Defendant’s trial began on February 13, 2006. On February 17, 2006, the jury returned a verdict of guilty on the lesser included offense of voluntary manslaughter. The jury also found Defendant guilty of two counts of using minors to commit the offense of assault resulting in serious bodily injury. The court sentenced Defendant to a term of 15 years’ imprisonment. Defendant filed a timely notice of appeal, and now challenges the sufficiency of the evidence of his voluntary manslaughter conviction. He also argues that the district court erred in denying his motion to dismiss the two counts added by the superseding indictment.

II.

Sufficiency of the evidence to support a jury’s verdict is a legal issue that we review de novo. United States v. Lewis, 240 F.3d 866, 870 (10th Cir.2001). We ask “whether taking the evidence — both direct and circumstantial, together with the reasonable inferences to be drawn therefrom — in the light most favorable to the government, a reasonable jury could find the defendant guilty beyond a reasonable doubt.” United States v. Hanzlicek, 187 F.3d 1228, 1239 (10th Cir.1999) (citation and internal quotation marks omitted). Nevertheless, we will not “uphold a conviction obtained by piling inference upon inference.” United States v. Anderson, 189 F.3d 1201, 1205 (10th Cir.1999) (citation and internal quotation marks omitted). Instead, there must be some substantial *912evidence supporting a conviction that does more than raise a mere suspicion of guilt. Id.

a.

While deliberating, the jury sent out several notes seeking clarification of the aiding-and-abetting instruction. Defendant now points to those notes as evidence that the jury convicted him as an aider and abettor rather than as a principal. Any note a jury sends out during its deliberations, however, is legally insignificant and has no place in our analysis when addressing the sufficiency of the evidence to support a verdict. As we noted in United States v. Espinoza, 338 F.3d 1140, 1148 (10th Cir.2003), “[t]he jury speaks through its verdict,” and nothing else. In that case, we rejected the defendant’s attempt to show, based in part on the jury’s note, that the jury had convicted him as an aider and abettor. We explained that “ ‘ [t]he jurors’ deliberations during retirement, them expressions, arguments, motives and beliefs represent that state of mind which must precede every legal act and is in itself of no jural consequence.
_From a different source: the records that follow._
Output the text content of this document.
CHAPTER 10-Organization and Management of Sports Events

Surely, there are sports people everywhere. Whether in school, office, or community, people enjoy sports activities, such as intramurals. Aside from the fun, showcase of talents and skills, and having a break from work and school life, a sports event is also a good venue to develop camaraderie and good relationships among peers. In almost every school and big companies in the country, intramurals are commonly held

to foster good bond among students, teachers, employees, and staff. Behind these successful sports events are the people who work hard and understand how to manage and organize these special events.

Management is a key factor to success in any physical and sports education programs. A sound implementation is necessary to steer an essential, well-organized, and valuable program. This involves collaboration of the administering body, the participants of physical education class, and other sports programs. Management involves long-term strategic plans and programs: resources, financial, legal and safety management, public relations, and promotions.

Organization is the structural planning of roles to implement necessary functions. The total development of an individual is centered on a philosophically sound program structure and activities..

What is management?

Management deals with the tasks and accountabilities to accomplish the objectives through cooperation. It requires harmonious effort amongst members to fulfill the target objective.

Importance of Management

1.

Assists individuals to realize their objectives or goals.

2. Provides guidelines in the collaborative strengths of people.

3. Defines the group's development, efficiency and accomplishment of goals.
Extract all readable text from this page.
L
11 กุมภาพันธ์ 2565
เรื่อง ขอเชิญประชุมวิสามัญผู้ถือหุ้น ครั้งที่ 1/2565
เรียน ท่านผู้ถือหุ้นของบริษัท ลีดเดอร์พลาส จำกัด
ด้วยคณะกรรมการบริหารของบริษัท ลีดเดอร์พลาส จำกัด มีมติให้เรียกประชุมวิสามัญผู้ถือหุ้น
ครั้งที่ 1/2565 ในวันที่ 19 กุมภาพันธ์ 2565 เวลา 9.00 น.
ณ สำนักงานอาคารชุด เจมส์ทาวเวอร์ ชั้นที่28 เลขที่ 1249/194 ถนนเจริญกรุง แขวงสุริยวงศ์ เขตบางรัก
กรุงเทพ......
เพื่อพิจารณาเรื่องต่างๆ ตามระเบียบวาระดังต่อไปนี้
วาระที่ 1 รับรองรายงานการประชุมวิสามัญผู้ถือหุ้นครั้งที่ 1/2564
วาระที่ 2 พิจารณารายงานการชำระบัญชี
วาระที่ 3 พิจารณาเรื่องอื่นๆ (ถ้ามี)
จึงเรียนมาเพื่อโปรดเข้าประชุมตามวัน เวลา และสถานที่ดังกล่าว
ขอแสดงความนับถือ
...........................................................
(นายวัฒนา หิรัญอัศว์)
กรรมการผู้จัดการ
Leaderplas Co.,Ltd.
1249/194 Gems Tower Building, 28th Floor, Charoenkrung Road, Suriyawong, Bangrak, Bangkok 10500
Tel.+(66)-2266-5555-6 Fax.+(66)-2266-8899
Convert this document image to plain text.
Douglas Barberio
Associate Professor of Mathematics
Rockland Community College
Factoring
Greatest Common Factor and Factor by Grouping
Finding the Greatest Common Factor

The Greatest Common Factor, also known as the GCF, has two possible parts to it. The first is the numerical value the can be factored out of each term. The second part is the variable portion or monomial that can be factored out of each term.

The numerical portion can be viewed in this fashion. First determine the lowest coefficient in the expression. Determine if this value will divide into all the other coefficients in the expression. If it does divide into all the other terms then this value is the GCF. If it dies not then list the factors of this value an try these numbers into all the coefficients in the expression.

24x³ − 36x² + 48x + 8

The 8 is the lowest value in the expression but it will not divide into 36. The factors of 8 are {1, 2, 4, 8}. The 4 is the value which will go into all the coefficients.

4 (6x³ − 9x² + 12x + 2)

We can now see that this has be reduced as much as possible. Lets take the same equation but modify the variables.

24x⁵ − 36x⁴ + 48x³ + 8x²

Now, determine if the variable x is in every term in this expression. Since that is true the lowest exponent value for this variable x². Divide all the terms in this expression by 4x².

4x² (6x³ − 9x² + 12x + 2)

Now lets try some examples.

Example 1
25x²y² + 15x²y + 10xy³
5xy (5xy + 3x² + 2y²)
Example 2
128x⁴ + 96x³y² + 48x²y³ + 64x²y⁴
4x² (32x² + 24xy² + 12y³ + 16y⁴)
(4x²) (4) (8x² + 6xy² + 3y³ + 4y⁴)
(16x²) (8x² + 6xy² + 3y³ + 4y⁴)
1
The verdict as finally agreed upon and pronounced in court by the jurors must be taken as the sole embodiment of the jury’s act.’ ” Id. (quoting 8 Wigmore on Evidence § 2348 (John T. McNaughton ed., 1961)). For us to now clarify what the jury meant by its note “would require an inquiry into jury deliberations that is prohibited by Fed. R.Evid. 606(b).” Id. In Espinoza, we further noted that “[ejven if the rule by its terms does not apply to the jury’s note to the judge, the underlying principle does: Courts are not to examine the jury’s internal deliberations for the purpose of questioning its verdict.” Id. at 1149. For these reasons, Defendant cannot rely on notes generated by the jury to support his argument that he was convicted as an aider and abettor rather than as a principal.

b.

The evidence presented at Defendant’s trial is sufficient to sustain the jury’s verdict on Count I under a principal theory of liability for voluntary manslaughter. “Voluntary manslaughter requires proof beyond a reasonable doubt that the defendant acted, while in the heat of passion or upon a sudden quarrel, with a mental state that would otherwise constitute second degree murder — either a general intent to kill, intent to do serious bodily injury, or with depraved heart recklessness.” United States v. Serawop, 410 F.3d 656, 666 (10th Cir.2005).

The district court’s jury instructions on Count I stated:

[Defendant is guilty of voluntary manslaughter if ...:
First: the defendant either intentionally killed Tracy G. Lopez, or intentionally induced serious bodily injury on Tracy G. Lopez resulting in death, or acted recklessly with an extreme disregard for Tracy G. Lopez’s life resulting in death; Second: the killing was committed unlawfully;
Third: the defendant[’s] actions were without malice, but instead resulted from a heat of passion caused by adequate provocation ...

Appx., Vol. XIII, Doc. 112, p. 10. These instructions correctly stated the law in this circuit as regards voluntary manslaughter. See Serawop, 410 F.3d at 659 (providing model jury instructions for voluntary manslaughter).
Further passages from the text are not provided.